Dir: Julian Schnabel. US. 2000. 131 mins.
Prod co: Grandview Pictures. Int'l sales: Overseas FilmGroup (+1 310 855 1199). Prod: Jon Kilik. Scr: Cunningham O'Keefe, Lazaro Gomez-Carriles, Julian Schnabel. DoPs: Xavier Perez-Grobet, Guillermo Rosas. Editor: Michael Berenbaum. Music: Carter Burwell, Lou Reed, Laurie Anderson. Main cast: Javier Bardem, Olivier Martinez, Andrea di Stefano, Johnny Depp, Sean Penn, Michael Wincott, Hector Babenco.
One of the films that generated the biggest pre-Venice buzz - the film has now been acquired by Fine Line Features for North America and Overseas FilmGroup for international - Julian Schnabel's Before Night Falls is a powerful, moving biopic of gay Cuban writer Reinaldo Arenas. Given Schnabel's former day job - as number one NY brat-pack painter - the film is less mannered than might be expected; certainly less so than the director's first feature, Basquiat, though it also lacks that film's stylistic range and desecratory verve. Commercially, Before Night Falls should represent an important step forward for Schnabel; where Basquiat languished, the new film looks to break out of the arthouse ghetto on the dual ticket of distribution muscle and critical acclaim.

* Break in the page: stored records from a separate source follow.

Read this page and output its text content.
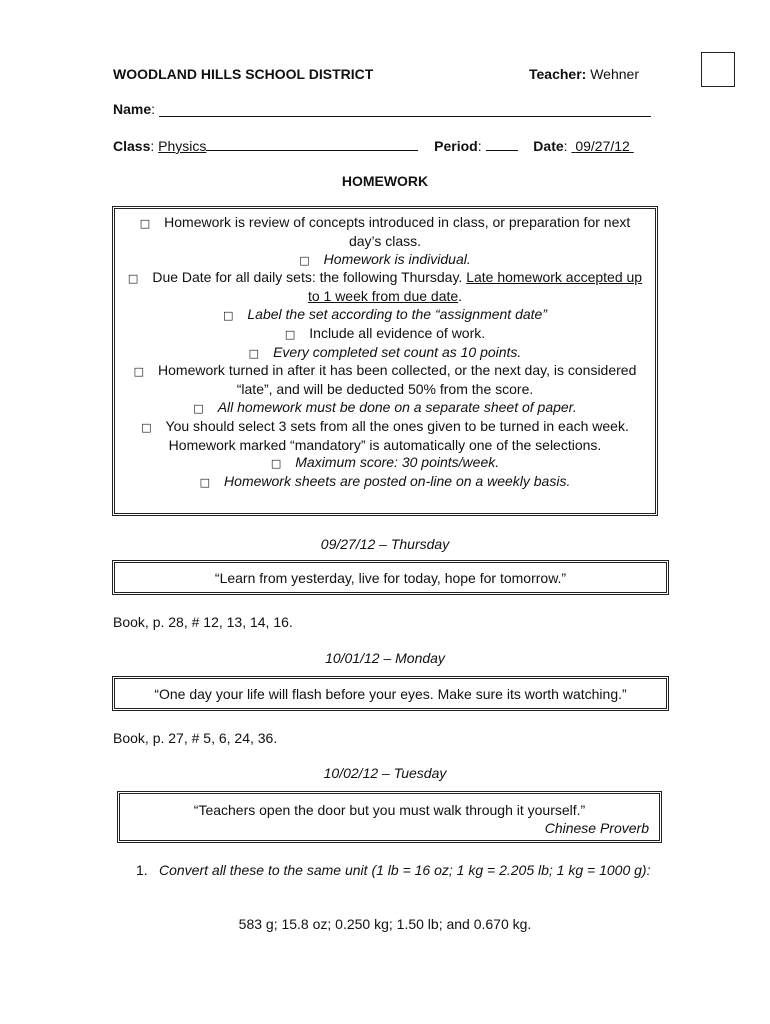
WOODLAND HILLS SCHOOL DISTRICT	Teacher: Wehner
Name :
Class: Physics	Period:	Date:  09/27/12
HOMEWORK

□ Homework is review of concepts introduced in class, or preparation for next day’s class.

□ Homework is individual.

□ Due Date for all daily sets: the following Thursday. Late homework accepted up to 1 week from due date.

□ Label the set according to the “assignment date”

□ Include all evidence of work.

□ Every completed set count as 10 points.

□ Homework turned in after it has been collected, or the next day, is considered “late”, and will be deducted 50% from the score.

□ All homework must be done on a separate sheet of paper.

□ You should select 3 sets from all the ones given to be turned in each week. Homework marked “mandatory” is automatically one of the selections.

□ Maximum score: 30 points/week.

□ Homework sheets are posted on-line on a weekly basis.

09/27/12 – Thursday
“Learn from yesterday, live for today, hope for tomorrow.”
Book, p. 28, # 12, 13, 14, 16.
10/01/12 – Monday
“One day your life will flash before your eyes. Make sure its worth watching.”
Book, p. 27, # 5, 6, 24, 36.
10/02/12 – Tuesday
“Teachers open the door but you must walk through it yourself.”
Chinese Proverb
1. Convert all these to the same unit (1 lb = 16 oz; 1 kg = 2.205 lb; 1 kg = 1000 g):
583 g; 15.8 oz; 0.250 kg; 1.50 lb; and 0.670 kg.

Arenas came to literary and sexual awareness with the Cuban Revolution. Though he was initially swept up in the euphoria, with a successful first book to his name, it was not long before Arenas was targeted by the regime's gradual but inexorable crackdown on his two favourite activities: unrestrained literary expression and unrestrained love of other men. Javier Bardem puts in a stunning performance as Arenas, capturing the innocence (not to say ingenuousness) of the man, who survived imprisonment, torture, betrayal by friends, an attempt to float to Florida on an inner tube and the death and disappearance of fellow writers. Spot-the-star cameos by Sean Penn and Johnny Depp (who plays, at different times, a sadistic corporal and a tattooed transvestite) will boost the film's pulling power.
For all its bravura, Before Night Falls drags slightly at times; honing it to nearer ninety minutes might have been an idea. The market-friendly decision to have all the characters speak English - though with a broad Cuban accent - grates at first, but soon becomes second nature; it is neatly reversed when Arenas breaks into Spanish towards the end, before the ravages of AIDS drive him to suicide. This New York section is shot in a more grainy, hand-held style; the rest of the film has an understated, dark, colour-saturated feel, in line with the crumbling beauty but also the menace of post-capitalist Havana. It's very different from the city of Buena Vista Social Club; but look for this film to reach the same crossover audience.